There has never seemed to be much taking place on the massive stretches of farmland behind the homes themselves. In the summer, many of the estates have someone hawking baskets of vegetables or fruit, usually blueberries. But that is often the extent of agricultural activity one sees taking place on the hectares and hectares of property these suburban castles encompass.
Who knew that by operating a modest blueberry stand for a few weeks, the homeowner was avoiding paying tens of thousands of dollars a year in taxes.
As part of its ongoing probe into real estate practices in British Columbia, The Globe and Mail last weekend unveiled yet another massive scam: Speculators and investors purchasing thousands of hectares of prime B.C. farmland and then reaping huge tax benefits intended to help farmers. All under the nose of a provincial Liberal government that seems to be either utterly clueless or benignly neglectful when it comes to routing out nefarious conduct in the real estate market.
It isn't overstatement to say the Globe has done more in the past year to expose rotten dealings in the real estate business than the government – and its appointed industry overseers – has in the past 10 years.
And what has the latest investigation uncovered? Among other things, people buying up agricultural properties in Metro Vancouver with no intention of farming them. Rather, in some cases, the buyers are erecting mega-mansions that they are turning into boutique hotels for the wealthy.
In order to maintain their farm status and the massive tax benefits it confers, those holding more than a hectare of arable farm land must sell a measly $2,500 worth of product a year. Hence, the modest, month-long blueberry stand found in front of some of these 25,000-square-foot monstrosities.
A recent report by the regional authority, Metro Vancouver, showed that a full one-quarter of farms in suburban Vancouver meets only this minimum production requirement. What a disgraceful waste of some of the best growing soil in the country that is.
The same study indicated there are more non-farmers in the Agricultural Land Reserve than there are farmers. And what is the primary benefit of being in the reserve? Again, enormous tax breaks, ones originally put in place to help farmers, but that are now assisting, among others, speculators and wealthy foreign investors from mainland China.
While fertile soil becomes increasingly valuable and precious in many parts of our ever-crowded world, it's treated as frivolous commodity in British Columbia.
Once again, the provincial government is being cast in an extremely unfavourable light. And, once again, the public is rightly furious it has been played as fools, dutifully paying its fair share of taxes while others con their way around them. The impression this leaves is that the government is more interested in helping real estate agents and foreign investors than safeguarding valuable farm land. And that notion is not at all far-fetched.
The Globe spoke this weekend to Richard Bullock, the former head of the Agricultural Land Reserve, who said the reason he was fired from the job last year by the provincial government was because he rejected all of the applications by developers and others to get land removed from the ALR.
Given the complete free-for-all taking place around farmland today, it's not surprising Mr. Bullock might have been canned for those reasons.

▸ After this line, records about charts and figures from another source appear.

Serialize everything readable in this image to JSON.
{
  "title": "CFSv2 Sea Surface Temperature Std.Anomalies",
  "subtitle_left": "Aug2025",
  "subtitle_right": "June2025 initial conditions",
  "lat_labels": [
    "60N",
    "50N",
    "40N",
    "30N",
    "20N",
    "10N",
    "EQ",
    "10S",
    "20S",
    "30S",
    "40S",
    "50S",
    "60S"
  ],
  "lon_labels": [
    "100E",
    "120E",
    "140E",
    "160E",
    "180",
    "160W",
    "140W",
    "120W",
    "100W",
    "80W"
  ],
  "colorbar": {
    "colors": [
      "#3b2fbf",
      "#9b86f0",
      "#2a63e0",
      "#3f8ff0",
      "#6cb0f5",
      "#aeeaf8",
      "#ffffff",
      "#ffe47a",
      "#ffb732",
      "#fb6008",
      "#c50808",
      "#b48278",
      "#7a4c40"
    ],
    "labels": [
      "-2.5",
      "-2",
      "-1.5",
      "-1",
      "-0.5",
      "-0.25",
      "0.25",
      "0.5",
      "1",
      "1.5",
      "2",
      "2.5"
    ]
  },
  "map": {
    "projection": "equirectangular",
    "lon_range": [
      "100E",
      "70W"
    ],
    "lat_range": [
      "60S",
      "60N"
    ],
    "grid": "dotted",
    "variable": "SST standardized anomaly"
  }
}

With its inability to protect the public interest exposed once again, the B.C. government will have to take some action in response to the Globe inquiry. The most obvious move is to insist that only agricultural land holders earning significant income from crop development are eligible for the generous tax concessions now being enjoyed by people who are farmers in name only.
The government also needs to do something to shut down the hotels that are being developed inside these monster homes and impose heavy fines for those who ignore the rules. It needs to put restrictions on the amount of farmland a foreign investor can own as well as applying the 15 per cent foreign buyers' tax to farmland – something it stupidly exempted when it first brought the levy in.
Finally, the government needs to instantly close loopholes that allow buyers to use numbered companies and bare trusts to avoid paying property transfer taxes on agricultural land – something it promised it would look into doing on all real estate transactions but so far has done nothing about.
Mostly, the B.C. government needs to get its act together before the rage being stoked by the goings-on in the Metro Vancouver real estate industry becomes widespread, deeply rooted and something that threatens the social fabric of the region.